Nobody trying to kill us.
No pressure from anything outside the four walls around us.
“Will you stay with us?” Axel traced my collarbone with the tip of his finger. “After the wedding? After everything? Just... stay?”
Okay, so there was still a little pressure. And God, I really, really wanted to say yes. But...
“I wish it were that easy.” It wasn’t what either of them wanted to hear, and I didn’t want to say it either, but it was the truth.
Axel nodded, but Micah spoke up next. “What can we do to convince you that it’s a good idea? Because I honestly think it could work out really well between the three of us.”
“I think so, too.” Axel smiled as he leaned over to kiss my forehead. “Just saying.”

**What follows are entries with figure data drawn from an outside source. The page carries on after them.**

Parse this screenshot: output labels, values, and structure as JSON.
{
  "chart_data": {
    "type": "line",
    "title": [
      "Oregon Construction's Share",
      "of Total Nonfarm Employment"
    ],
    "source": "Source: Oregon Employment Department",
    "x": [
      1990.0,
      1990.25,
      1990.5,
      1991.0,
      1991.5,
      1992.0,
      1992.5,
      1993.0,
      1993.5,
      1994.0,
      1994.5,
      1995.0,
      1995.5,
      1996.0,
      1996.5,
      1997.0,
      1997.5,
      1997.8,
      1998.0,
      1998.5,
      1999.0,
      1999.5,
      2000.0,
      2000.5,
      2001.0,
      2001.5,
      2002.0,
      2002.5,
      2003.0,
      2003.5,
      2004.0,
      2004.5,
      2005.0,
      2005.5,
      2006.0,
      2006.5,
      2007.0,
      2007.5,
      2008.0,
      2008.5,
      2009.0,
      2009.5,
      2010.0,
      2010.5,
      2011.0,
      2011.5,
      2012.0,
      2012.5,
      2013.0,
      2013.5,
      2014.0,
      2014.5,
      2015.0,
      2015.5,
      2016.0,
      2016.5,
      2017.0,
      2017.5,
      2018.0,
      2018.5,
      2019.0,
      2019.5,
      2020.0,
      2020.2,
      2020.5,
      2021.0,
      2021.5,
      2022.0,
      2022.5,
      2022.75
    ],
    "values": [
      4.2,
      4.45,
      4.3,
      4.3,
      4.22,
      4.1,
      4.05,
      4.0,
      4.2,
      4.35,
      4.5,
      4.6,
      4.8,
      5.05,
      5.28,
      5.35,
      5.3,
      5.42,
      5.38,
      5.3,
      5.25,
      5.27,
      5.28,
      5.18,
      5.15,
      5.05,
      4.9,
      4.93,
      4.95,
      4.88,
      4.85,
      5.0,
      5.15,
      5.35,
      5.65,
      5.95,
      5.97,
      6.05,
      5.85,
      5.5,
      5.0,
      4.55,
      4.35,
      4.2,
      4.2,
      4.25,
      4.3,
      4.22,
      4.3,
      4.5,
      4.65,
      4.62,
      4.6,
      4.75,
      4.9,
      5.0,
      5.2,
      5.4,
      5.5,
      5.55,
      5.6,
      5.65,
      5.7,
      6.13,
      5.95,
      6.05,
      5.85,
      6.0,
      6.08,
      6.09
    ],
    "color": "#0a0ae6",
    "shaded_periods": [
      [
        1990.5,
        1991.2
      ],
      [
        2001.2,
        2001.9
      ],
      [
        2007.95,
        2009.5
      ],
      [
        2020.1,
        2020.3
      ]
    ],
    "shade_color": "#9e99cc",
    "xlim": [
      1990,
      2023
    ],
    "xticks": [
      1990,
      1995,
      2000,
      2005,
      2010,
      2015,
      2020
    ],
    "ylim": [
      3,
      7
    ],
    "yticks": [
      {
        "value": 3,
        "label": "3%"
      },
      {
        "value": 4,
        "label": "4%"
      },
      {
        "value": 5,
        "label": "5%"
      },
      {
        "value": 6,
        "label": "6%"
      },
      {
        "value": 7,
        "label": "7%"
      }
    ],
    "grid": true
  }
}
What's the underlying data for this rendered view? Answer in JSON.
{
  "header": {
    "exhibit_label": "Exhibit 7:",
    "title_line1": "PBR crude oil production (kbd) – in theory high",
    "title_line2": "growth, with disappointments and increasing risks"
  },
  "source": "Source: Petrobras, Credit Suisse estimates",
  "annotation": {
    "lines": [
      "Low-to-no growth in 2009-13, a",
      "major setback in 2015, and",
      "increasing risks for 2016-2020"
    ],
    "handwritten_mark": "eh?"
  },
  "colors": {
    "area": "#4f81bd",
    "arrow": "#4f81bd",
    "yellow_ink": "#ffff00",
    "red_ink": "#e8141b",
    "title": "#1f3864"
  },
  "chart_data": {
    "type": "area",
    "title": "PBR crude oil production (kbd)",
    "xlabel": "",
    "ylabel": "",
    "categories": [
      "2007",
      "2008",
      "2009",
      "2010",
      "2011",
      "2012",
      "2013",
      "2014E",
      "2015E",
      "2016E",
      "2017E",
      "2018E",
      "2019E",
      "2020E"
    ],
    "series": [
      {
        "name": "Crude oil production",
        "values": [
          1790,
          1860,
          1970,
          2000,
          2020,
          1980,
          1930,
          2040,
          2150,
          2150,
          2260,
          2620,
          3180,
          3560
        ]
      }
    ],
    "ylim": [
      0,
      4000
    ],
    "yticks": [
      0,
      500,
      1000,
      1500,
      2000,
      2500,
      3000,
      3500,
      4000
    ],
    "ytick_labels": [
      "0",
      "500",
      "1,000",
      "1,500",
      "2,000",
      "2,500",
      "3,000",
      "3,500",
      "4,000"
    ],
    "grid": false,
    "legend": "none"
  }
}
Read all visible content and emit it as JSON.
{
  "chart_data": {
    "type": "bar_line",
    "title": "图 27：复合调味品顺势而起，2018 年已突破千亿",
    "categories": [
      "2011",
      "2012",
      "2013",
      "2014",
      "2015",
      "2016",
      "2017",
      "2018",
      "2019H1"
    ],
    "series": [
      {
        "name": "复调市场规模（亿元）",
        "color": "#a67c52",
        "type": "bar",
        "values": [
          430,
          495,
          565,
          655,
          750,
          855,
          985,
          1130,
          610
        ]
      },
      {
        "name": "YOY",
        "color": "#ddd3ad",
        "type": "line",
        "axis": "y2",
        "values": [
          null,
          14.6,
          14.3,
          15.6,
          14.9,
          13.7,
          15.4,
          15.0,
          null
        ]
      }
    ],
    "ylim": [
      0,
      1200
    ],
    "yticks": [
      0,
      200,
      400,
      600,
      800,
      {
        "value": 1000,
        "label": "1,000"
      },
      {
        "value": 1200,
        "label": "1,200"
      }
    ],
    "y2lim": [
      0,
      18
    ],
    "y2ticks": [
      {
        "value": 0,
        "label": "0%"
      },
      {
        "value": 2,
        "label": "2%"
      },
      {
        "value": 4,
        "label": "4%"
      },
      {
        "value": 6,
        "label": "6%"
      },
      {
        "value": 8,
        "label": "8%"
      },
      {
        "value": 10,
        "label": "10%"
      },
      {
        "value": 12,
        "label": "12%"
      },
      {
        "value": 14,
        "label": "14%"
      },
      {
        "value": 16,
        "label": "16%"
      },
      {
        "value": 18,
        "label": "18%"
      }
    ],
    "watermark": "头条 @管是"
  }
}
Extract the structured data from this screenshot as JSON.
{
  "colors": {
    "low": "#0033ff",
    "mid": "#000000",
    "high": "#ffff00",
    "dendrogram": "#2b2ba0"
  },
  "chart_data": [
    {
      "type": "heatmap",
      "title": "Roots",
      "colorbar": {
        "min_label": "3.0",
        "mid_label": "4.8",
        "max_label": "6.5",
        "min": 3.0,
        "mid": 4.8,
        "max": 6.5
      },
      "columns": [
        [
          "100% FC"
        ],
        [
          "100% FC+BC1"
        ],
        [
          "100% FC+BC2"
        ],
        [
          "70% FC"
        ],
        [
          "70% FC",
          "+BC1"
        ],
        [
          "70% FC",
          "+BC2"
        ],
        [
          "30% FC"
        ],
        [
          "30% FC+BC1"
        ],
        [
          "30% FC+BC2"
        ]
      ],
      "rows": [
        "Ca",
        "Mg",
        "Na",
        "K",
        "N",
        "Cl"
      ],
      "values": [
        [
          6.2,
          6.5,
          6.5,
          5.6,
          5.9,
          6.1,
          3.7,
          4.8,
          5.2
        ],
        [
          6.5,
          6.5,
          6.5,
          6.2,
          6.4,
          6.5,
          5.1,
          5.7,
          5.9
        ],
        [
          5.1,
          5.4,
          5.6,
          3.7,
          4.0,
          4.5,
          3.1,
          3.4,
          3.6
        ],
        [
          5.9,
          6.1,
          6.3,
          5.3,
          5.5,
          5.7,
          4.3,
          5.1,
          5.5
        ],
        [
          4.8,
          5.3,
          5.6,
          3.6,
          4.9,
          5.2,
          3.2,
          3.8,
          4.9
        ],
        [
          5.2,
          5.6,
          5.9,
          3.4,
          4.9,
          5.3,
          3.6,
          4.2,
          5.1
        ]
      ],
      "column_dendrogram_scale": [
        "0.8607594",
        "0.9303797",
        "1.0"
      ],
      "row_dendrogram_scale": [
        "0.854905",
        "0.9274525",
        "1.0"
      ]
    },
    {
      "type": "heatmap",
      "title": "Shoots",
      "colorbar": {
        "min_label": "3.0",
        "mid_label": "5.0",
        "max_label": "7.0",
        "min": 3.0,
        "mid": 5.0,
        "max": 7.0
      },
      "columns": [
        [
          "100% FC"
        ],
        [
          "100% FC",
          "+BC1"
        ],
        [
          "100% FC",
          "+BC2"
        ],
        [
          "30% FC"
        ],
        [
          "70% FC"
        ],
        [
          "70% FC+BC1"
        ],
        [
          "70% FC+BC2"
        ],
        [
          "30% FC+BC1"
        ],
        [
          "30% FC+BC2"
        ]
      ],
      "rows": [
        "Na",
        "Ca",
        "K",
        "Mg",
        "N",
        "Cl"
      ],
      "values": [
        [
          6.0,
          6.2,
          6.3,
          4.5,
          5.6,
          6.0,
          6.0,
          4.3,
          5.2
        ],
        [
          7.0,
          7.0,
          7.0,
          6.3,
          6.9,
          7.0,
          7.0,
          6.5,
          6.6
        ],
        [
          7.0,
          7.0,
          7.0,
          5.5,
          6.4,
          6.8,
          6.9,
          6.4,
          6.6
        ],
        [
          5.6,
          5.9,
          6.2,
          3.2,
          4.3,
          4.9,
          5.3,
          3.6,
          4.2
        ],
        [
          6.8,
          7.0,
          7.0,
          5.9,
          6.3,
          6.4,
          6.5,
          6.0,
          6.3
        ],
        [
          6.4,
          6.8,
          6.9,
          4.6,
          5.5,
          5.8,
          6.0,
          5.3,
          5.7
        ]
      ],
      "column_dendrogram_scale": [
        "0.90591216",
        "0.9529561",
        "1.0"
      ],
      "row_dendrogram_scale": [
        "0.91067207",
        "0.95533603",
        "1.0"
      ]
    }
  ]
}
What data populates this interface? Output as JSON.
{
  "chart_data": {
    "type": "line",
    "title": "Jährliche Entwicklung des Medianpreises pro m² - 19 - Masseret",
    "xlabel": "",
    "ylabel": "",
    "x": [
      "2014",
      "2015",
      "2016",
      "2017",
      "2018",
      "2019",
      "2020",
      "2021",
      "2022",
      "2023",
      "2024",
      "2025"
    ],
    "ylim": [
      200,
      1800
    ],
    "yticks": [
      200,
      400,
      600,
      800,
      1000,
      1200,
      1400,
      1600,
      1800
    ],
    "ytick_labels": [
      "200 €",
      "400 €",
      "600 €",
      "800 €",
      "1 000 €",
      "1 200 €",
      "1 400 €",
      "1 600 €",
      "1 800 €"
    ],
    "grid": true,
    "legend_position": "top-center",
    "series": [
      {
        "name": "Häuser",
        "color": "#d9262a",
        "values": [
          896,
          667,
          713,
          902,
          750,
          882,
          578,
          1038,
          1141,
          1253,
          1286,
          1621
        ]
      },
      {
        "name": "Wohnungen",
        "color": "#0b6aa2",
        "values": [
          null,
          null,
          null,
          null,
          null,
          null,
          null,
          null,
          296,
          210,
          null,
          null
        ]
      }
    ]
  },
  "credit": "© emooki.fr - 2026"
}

I had to smile, too. My guys were nothing if not persistent. A few days ago, they’d had to follow after me and convince me to speak with them at all. Now I was seriously considering the three of us. Together.
And I liked the idea. I loved it, if I was being completely honest with myself. Loving the idea wasn’t enough. The obstacles that stood in our way were real—the same ones that had been there all along, every time any hint of this conversation had come up over the past few days.
I took a deep breath. “Okay, so even if we put the logistics of living here and working in L.A. aside,” I turned my attention to Axel, “there’s still the question of how your family—especially your mom—will react to the news that we’re together.”
“She’ll come around,” he said as if it was already a foregone conclusion. “She’ll have to, eventually.”
“What if she doesn’t, though?” I asked. “Or what if it damages your relationship with her? What if she does come around like you say she will, but it takes her a few years to do it? Are you prepared to go without seeing your family for however long it takes?”
I hated being so blunt or even putting those ideas out into the universe, but we had to be realistic. We had to consider every scenario. I knew first-hand how hard it was to stay away from family because of old grudges and shitty communication. I wouldn’t have wished that experience on anyone—least of all my guys.
He stayed silent for several long seconds. “I’ll always fight for us,” he said, finally. “Always. Every day if I have to. And I don’t care who understands or who doesn’t. I hope my mom will give us her blessing, but I don’t need her approval. I’m an independent man with my own life.”
I didn’t doubt him. Not even a little. He was strong and stubborn and amazing like that. They both were. They’d convinced me that this whole thing might work, after all.
Still, it always came back to that question of practicalities. What was the mature, responsible, realistic thing to do?
I was pretty sure we all knew the answer. We just didn’t want to put it into words.
“I don’t want you to have to choose,” I said. “It wouldn’t be fair to you, or to me, or even to your family. But I also don’t want to give you up.” I turned to Micah. “Not either of you.”
Micah looked thoughtful for a moment. He quirked a brow as he raised himself up on his elbow to look at me and Axel at the same time. “Why don’t we take a little trip to your parents’ place, Axel. Let’s get this cleared up today.”
Axel’s eyes went wide. “Today? Right now?”
“If you’re up for it,” Micah shrugged. “Don’t you want to get past all of this? This stupid feud that’s already been going on for way too long?”
“Of course I want to get past it.” Axel took a deep breath and slowly exhaled. “But... what if my mom can’t get past it? What happens if she digs her heels in?” He turned to me. “You say you don’t want me to choose, but what if I have to? I already know the choice I’d make, but I don’t want you to feel bad or guilty or like it’s somehow your fault.”